O filme é muito bonito, delicado e é difícil não se emocionar com o mergulho de Lee dentro das identidades que coexistem dentro dela nesse período de transição, assim como com as suas tentativas e descobertas do amor com outras mulheres. A maneira como se veste é só uma camada externa daquilo que ela está buscando em si mesma - a real metamorfose ainda está acontecendo dentro, transbordando para as linhas dos poemas que escreve em seu caderno. Como uma borboleta que passou pelas mudanças dentro do casulo, ela reemerge outra conforme essa nova luz adentra em quem ela é, em quem ela sempre foi. É a mesma e não é. As mesmas fendas que permitem que luz entre também exalam o amor que ela sabe que pode dar e o desejo de ir mais fundo e mais longe. Ela também não sabe o que vem pela frente, mas segue pelas andanças de sua vida pelos caminhos que escolheu seguir. Muitas outras metamorfoses ainda virão, como elas sempre vem, e elas nunca serão fáceis. Mas agora ela está ali, completamente aberta, escolhendo explorar o desconhecido com suas novas asas.

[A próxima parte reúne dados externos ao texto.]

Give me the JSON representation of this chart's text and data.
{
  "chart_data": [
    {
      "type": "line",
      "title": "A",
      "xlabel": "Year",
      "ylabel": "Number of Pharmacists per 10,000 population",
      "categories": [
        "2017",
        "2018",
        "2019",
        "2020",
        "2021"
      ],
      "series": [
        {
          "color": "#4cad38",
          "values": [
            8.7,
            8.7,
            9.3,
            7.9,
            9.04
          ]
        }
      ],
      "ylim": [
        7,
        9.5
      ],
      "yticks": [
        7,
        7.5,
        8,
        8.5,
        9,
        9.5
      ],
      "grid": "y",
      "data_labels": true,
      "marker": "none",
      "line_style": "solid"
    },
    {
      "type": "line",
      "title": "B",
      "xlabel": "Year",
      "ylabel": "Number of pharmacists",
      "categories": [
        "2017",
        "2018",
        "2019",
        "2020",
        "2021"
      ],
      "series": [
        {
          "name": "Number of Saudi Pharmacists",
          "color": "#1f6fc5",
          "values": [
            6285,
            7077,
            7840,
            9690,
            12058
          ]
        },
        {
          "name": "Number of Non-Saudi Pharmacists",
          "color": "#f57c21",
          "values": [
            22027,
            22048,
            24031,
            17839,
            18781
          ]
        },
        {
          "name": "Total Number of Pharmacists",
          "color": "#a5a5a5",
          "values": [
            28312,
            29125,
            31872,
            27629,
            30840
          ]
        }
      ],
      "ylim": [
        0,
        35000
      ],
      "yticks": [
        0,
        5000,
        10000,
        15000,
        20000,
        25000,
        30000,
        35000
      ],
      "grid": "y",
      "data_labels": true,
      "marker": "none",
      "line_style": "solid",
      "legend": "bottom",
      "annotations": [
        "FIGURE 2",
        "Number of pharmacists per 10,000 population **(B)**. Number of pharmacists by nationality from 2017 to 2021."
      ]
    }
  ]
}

Heartbreak opens onto the sunrise
For even breaking is opening
And I am broken
I’m open
Broken to the new light without pushing in
Open to the possibilities within, pushing out
See the love shine in through my cracks?
See the light shine out through me?
I am broken
I am open
I am broken open
See the love light shining through me
Shining through my cracks
Through the gaps
My spirit takes journey
My spirit takes flight
Could not have risen otherwise
And I am not running
I’m choosing
Running is not a choice from the breaking
Breaking is freeing
Broken is freedom
I am not broken
I’m free.”
Cada vez que eu penso ou leio algo sobre esse filme, vejo uma nova possibilidade de conversa, porque ele une de uma maneira muito incrível todos os aspectos do que é crescer, ao mesmo tempo que debate raça, gênero, sexualidade, classe, religião, preconceito, poesia. Tenho certeza que há muitas possibilidades de ver esse filme e o que eu trouxe aqui hoje é só uma. Se você já assistiu ele, me conta o que achou. Como sempre, nossa conversa continua nos comentários.
Até o próximo passeio :)
Onde assistir
Pariah infelizmente não está disponível em nenhum streaming no momento. Se ele aparecer em algum lugar, atualizo essa edição.
Links extras
- Todos os poemas citados nesta edição fazem parte do roteiro escrito pela diretora Dee Rees. Optei por trazer o último em sua versão original porque achei que um pouco dos significados se perdiam nas traduções que encontrei. Fica aí aberto à interpretação e, se você quiser verificar traduções para o português, pode vê-las aqui ou aqui.
- Este artigo do Criterion Collection (em inglês), escrito por Cassie da Costa, é muito interessante e levanta outros tópicos sobre o filme, principalmente sobre a relação entre as personagens mulheres e as questões de sexualidade, raça e classe que o filme aborda, além de tratar um pouco da relação pessoal da diretora com a história e as referências na literatura escrita por mulheres negras. Vale muito a pena a leitura.
- Pariah nasceu primeiro como um curta metragem em 2007. Não consegui encontrar ele completo na internet, mas você pode ver uma versão um pouco mais curta no Youtube (faltam os 4 minutos finais).
- Outro filme muito bom da diretora Dee Rees é Mudbound, disponível na HBO Max.